Society has a firm and unwavering focus on waistlines in an attempt to make nations interested in being as healthy as possible. Although the UK isn’t the most obese nation across the globe, the ranking position is still fairly high and even more so for the younger generations. For years many health specialists have praised prolonged intense exercise routines such as running, and yet, according to new research, such exercises could be detrimental. According to the most recent study by James O’Keefe, the results of which are discussed online at The Sun Herald, has discovered that endurance regimes can be damaging to your health.
The Kansas researcher has found that years of running long distances, for example being a 25 year seasoned marathon runner, could actually end up backfiring in the long term. Across O’Keefe’s case study of men, he found those that had had years of extreme exercise were more likely to have a significantly higher rate of plaque build-up within their coronary arteries. Furthermore, some of the plaque that was found was consistent with the type that causes heart attacks.

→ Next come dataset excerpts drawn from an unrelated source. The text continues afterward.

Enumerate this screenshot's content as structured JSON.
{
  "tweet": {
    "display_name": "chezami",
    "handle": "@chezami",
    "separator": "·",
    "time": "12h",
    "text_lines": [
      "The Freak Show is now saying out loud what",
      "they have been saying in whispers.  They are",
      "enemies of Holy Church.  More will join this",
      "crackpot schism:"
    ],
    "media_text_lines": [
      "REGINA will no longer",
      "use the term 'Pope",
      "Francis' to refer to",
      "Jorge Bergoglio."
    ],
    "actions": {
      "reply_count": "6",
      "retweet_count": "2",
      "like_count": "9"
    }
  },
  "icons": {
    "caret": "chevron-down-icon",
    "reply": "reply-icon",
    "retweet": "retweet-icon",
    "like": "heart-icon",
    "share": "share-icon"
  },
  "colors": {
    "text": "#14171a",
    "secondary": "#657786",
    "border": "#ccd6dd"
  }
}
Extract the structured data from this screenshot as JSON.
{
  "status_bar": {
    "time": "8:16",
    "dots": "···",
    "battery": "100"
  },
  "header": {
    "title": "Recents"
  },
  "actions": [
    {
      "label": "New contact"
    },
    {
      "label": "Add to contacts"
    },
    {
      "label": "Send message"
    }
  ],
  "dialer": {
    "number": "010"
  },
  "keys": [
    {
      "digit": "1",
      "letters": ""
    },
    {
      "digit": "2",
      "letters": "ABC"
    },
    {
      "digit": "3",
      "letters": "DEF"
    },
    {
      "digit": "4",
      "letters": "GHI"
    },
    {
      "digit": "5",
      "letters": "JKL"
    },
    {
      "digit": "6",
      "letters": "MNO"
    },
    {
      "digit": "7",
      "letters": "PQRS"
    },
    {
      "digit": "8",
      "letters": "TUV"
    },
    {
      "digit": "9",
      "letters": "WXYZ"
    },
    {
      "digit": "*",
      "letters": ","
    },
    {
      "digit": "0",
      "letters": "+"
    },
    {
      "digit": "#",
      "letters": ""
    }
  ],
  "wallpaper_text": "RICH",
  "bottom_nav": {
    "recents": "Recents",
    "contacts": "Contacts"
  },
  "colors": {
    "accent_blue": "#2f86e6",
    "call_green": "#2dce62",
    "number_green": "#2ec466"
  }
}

Although there are obvious benefits from endurance exercises, such as maintaining a lower body weight and lower the risk of Diabetes Type 2, it would seem the heart might not be so fortunate. This is because, although extreme running helps you physically, it adds a lot of wear and tear upon your heart. As a result, O’Keefe and his fellow researchers advocate exercise in moderation when it comes to any and all fitness regimes. They found that the most significant factor in exercise and fitness is to maintain a moderate form of exercise as opposed to extreme training or no training whatsoever. The illustrious happy medium if you will.

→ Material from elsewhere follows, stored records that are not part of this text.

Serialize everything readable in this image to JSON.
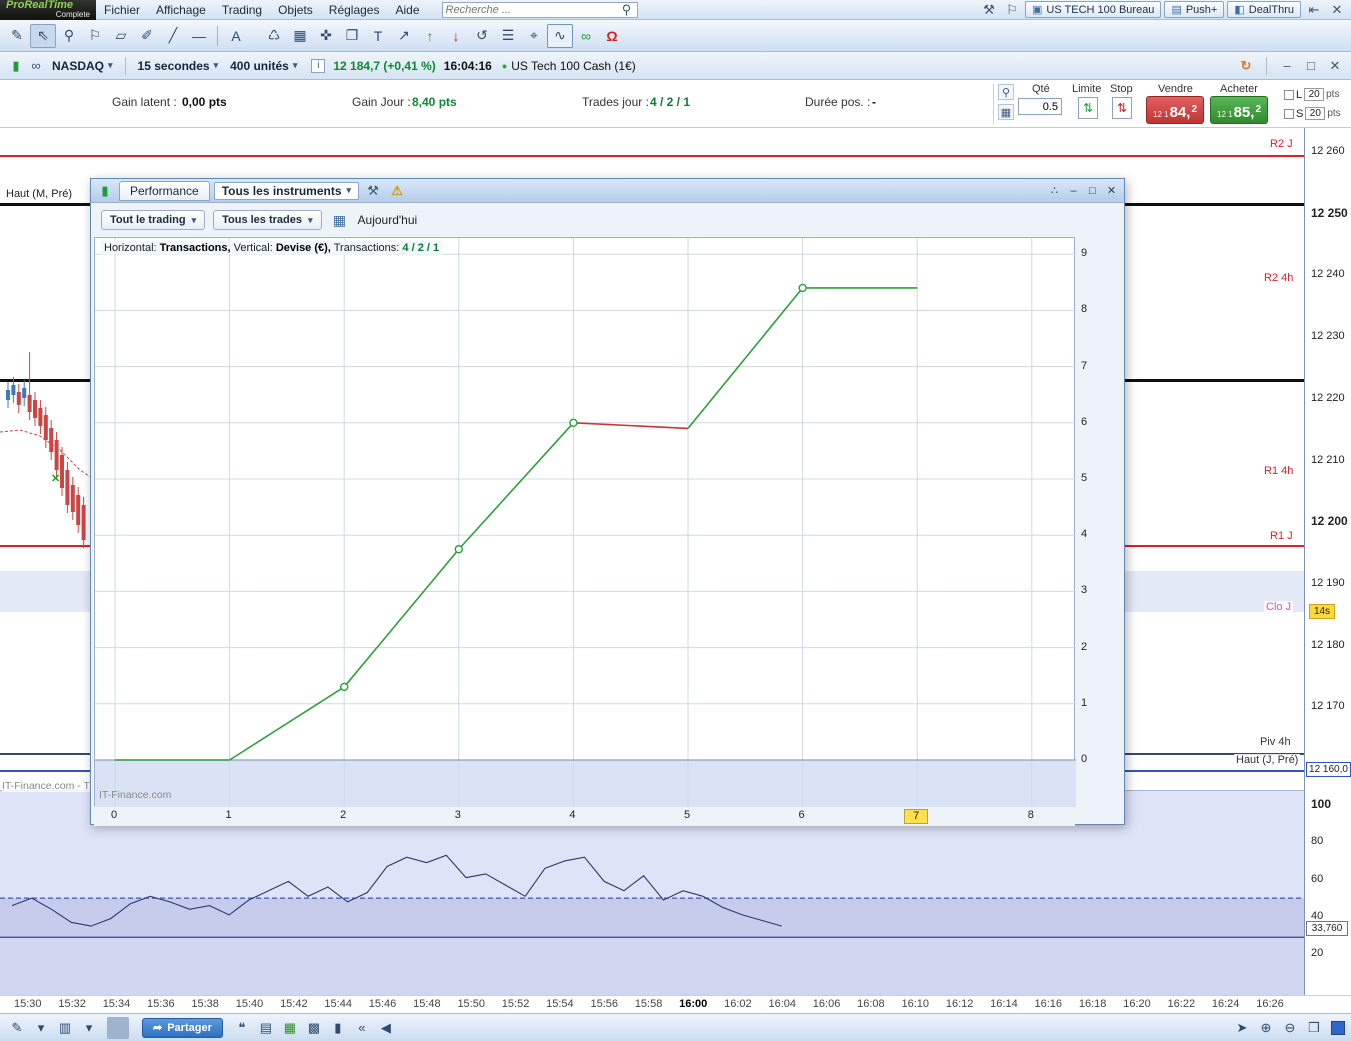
{
  "colors": {
    "accent_blue": "#3a6ea5",
    "sell_red": "#bf3434",
    "buy_green": "#2e8b2e",
    "gain_green": "#0b8a2f",
    "level_red": "#dd2222",
    "level_pink": "#e0529c",
    "highlight_yellow": "#ffe14d"
  },
  "icons": {
    "search": "⚲",
    "wand": "⚒",
    "bell": "⚐",
    "workspace": "▣",
    "push": "▤",
    "dealthru": "◧",
    "dock": "⇤",
    "close": "✕",
    "minimize": "–",
    "maximize": "□",
    "refresh": "↻",
    "candle_green": "▮",
    "link_small": "∞",
    "info": "i",
    "dot": "●",
    "doc_search": "⚲",
    "calculator": "▦",
    "spinner": "⇅",
    "share_node": "∴",
    "wrench": "⚒",
    "warning": "⚠",
    "calendar": "▦",
    "dropdown_arrow": "▾",
    "share_arrow": "➦"
  },
  "app": {
    "logo_title": "ProRealTime",
    "logo_subtitle": "Complete",
    "menus": [
      "Fichier",
      "Affichage",
      "Trading",
      "Objets",
      "Réglages",
      "Aide"
    ],
    "search_placeholder": "Recherche ...",
    "workspace_button": "US TECH 100 Bureau",
    "push_button": "Push+",
    "dealthru_button": "DealThru"
  },
  "draw_tools": [
    {
      "name": "pencil-icon",
      "glyph": "✎"
    },
    {
      "name": "pointer-icon",
      "glyph": "⇖"
    },
    {
      "name": "zoom-icon",
      "glyph": "⚲"
    },
    {
      "name": "alarm-icon",
      "glyph": "⚐"
    },
    {
      "name": "eraser-icon",
      "glyph": "▱"
    },
    {
      "name": "picker-icon",
      "glyph": "✐"
    },
    {
      "name": "trendline-icon",
      "glyph": "╱"
    },
    {
      "name": "segment-icon",
      "glyph": "—"
    },
    {
      "name": "separator",
      "glyph": ""
    },
    {
      "name": "fibonacci-icon",
      "glyph": "A"
    },
    {
      "name": "spacer",
      "glyph": ""
    },
    {
      "name": "trash-icon",
      "glyph": "♺"
    },
    {
      "name": "pattern-icon",
      "glyph": "▦"
    },
    {
      "name": "move-icon",
      "glyph": "✜"
    },
    {
      "name": "duplicate-icon",
      "glyph": "❐"
    },
    {
      "name": "text-icon",
      "glyph": "T"
    },
    {
      "name": "resize-icon",
      "glyph": "↗"
    },
    {
      "name": "arrow-up-icon",
      "glyph": "↑"
    },
    {
      "name": "arrow-down-icon",
      "glyph": "↓"
    },
    {
      "name": "lasso-icon",
      "glyph": "↺"
    },
    {
      "name": "watchlist-icon",
      "glyph": "☰"
    },
    {
      "name": "target-icon",
      "glyph": "⌖"
    },
    {
      "name": "chart-tools-icon",
      "glyph": "∿"
    },
    {
      "name": "link-icon",
      "glyph": "∞"
    },
    {
      "name": "magnet-icon",
      "glyph": "Ω"
    }
  ],
  "instrument_bar": {
    "market": "NASDAQ",
    "timeframe": "15 secondes",
    "units": "400 unités",
    "price": "12 184,7 (+0,41 %)",
    "time": "16:04:16",
    "instrument": "US Tech 100 Cash (1€)"
  },
  "stats_bar": {
    "gain_latent_label": "Gain latent :",
    "gain_latent": "0,00 pts",
    "gain_jour_label": "Gain Jour :",
    "gain_jour": "8,40 pts",
    "trades_label": "Trades jour :",
    "trades": "4 / 2 / 1",
    "duree_label": "Durée pos. :",
    "duree": "-"
  },
  "order_panel": {
    "qty_label": "Qté",
    "qty_value": "0.5",
    "limite_label": "Limite",
    "stop_label": "Stop",
    "sell_label": "Vendre",
    "sell_price_small": "12 1",
    "sell_price_big": "84,",
    "sell_price_sup": "2",
    "buy_label": "Acheter",
    "buy_price_small": "12 1",
    "buy_price_big": "85,",
    "buy_price_sup": "2",
    "l_label": "L",
    "l_value": "20",
    "l_unit": "pts",
    "s_label": "S",
    "s_value": "20",
    "s_unit": "pts"
  },
  "chart_levels": {
    "haut_m": "Haut (M, Pré)",
    "r2j": "R2 J",
    "r2_4h": "R2 4h",
    "r1_4h": "R1 4h",
    "r1j": "R1 J",
    "cloj": "Clo J",
    "piv4h": "Piv 4h",
    "hautj": "Haut (J, Pré)"
  },
  "price_axis": {
    "ticks": [
      "12 260",
      "12 250",
      "12 240",
      "12 230",
      "12 220",
      "12 210",
      "12 200",
      "12 190",
      "12 180",
      "12 170"
    ],
    "boxed_close": "12 160,0",
    "osc_ticks": [
      "100",
      "80",
      "60",
      "40",
      "20"
    ],
    "osc_value_box": "33,760",
    "timeframe_badge": "14s"
  },
  "watermarks": {
    "main": "IT-Finance.com - T",
    "perf": "IT-Finance.com"
  },
  "performance_window": {
    "tab": "Performance",
    "instruments_dropdown": "Tous les instruments",
    "filter_trading": "Tout le trading",
    "filter_trades": "Tous les trades",
    "date_filter": "Aujourd'hui",
    "info": {
      "h_label": "Horizontal:",
      "h_value": "Transactions,",
      "v_label": "Vertical:",
      "v_value": "Devise (€),",
      "t_label": "Transactions:",
      "t_value": "4 / 2 / 1"
    }
  },
  "time_axis": {
    "ticks": [
      "15:30",
      "15:32",
      "15:34",
      "15:36",
      "15:38",
      "15:40",
      "15:42",
      "15:44",
      "15:46",
      "15:48",
      "15:50",
      "15:52",
      "15:54",
      "15:56",
      "15:58",
      "16:00",
      "16:02",
      "16:04",
      "16:06",
      "16:08",
      "16:10",
      "16:12",
      "16:14",
      "16:16",
      "16:18",
      "16:20",
      "16:22",
      "16:24",
      "16:26"
    ],
    "bold_tick": "16:00"
  },
  "bottom_bar": {
    "share_label": "Partager"
  },
  "bottom_tools": [
    {
      "name": "draw-mode-icon",
      "glyph": "✎"
    },
    {
      "name": "chevron-down-icon",
      "glyph": "▾"
    },
    {
      "name": "chart-style-icon",
      "glyph": "▥"
    },
    {
      "name": "chevron-down-icon",
      "glyph": "▾"
    },
    {
      "name": "separator",
      "glyph": ""
    }
  ],
  "bottom_tools2": [
    {
      "name": "note-icon",
      "glyph": "❝"
    },
    {
      "name": "page-icon",
      "glyph": "▤"
    },
    {
      "name": "table-icon",
      "glyph": "▦"
    },
    {
      "name": "layout-icon",
      "glyph": "▩"
    },
    {
      "name": "candles-icon",
      "glyph": "▮"
    },
    {
      "name": "collapse-icon",
      "glyph": "«"
    },
    {
      "name": "back-icon",
      "glyph": "◀"
    }
  ],
  "bottom_tools_right": [
    {
      "name": "pan-icon",
      "glyph": "➤"
    },
    {
      "name": "zoom-in-icon",
      "glyph": "⊕"
    },
    {
      "name": "zoom-out-icon",
      "glyph": "⊖"
    },
    {
      "name": "fit-icon",
      "glyph": "❒"
    }
  ],
  "chart_data": [
    {
      "id": "performance-equity",
      "type": "line",
      "title": "Performance",
      "xlabel": "Transactions",
      "ylabel": "Devise (€)",
      "x_ticks": [
        0,
        1,
        2,
        3,
        4,
        5,
        6,
        7,
        8
      ],
      "y_ticks": [
        0,
        1,
        2,
        3,
        4,
        5,
        6,
        7,
        8,
        9
      ],
      "highlighted_x_tick": 7,
      "points": [
        [
          0,
          0
        ],
        [
          1,
          0
        ],
        [
          2,
          1.3
        ],
        [
          3,
          3.75
        ],
        [
          4,
          6.0
        ],
        [
          5,
          5.9
        ],
        [
          6,
          8.4
        ],
        [
          7,
          8.4
        ]
      ],
      "segment_colors": [
        "#2f9e3f",
        "#2f9e3f",
        "#2f9e3f",
        "#2f9e3f",
        "#cc3333",
        "#2f9e3f",
        "#2f9e3f"
      ],
      "markers": [
        [
          2,
          1.3
        ],
        [
          3,
          3.75
        ],
        [
          4,
          6.0
        ],
        [
          6,
          8.4
        ]
      ],
      "line_color": "#2f9e3f",
      "grid": true,
      "legend": "none"
    },
    {
      "id": "momentum-indicator",
      "type": "line",
      "x_start": "15:29",
      "x_end": "16:04",
      "y_ticks": [
        100,
        80,
        60,
        40,
        20
      ],
      "dashed_level": 50,
      "solid_level": 29,
      "right_label": "33,760",
      "values": [
        46,
        50,
        44,
        37,
        35,
        39,
        47,
        51,
        48,
        44,
        46,
        41,
        49,
        54,
        59,
        51,
        56,
        48,
        53,
        67,
        72,
        69,
        73,
        61,
        63,
        57,
        51,
        66,
        70,
        72,
        59,
        54,
        62,
        49,
        54,
        51,
        45,
        41,
        38,
        35
      ],
      "line_color": "#2a3a6e"
    }
  ]
}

The reason this type of research is so vital, whether you’re a fitness fanatic or not, is that it proves that you don’t have to be extreme in order to reap numerous health benefits, all you need to do is have a structured yet varied and moderate amount of exercise throughout your life. To help vary your routine you can add interval training and weights, both of which will help enhance your endurance, yet won’t put the same amount of strain on your heart or your joints.
Furthermore, if you’re not a fan of running or simply want to mix up your routine with something different, you can select exercises that offer all the benefits of running without actually doing it.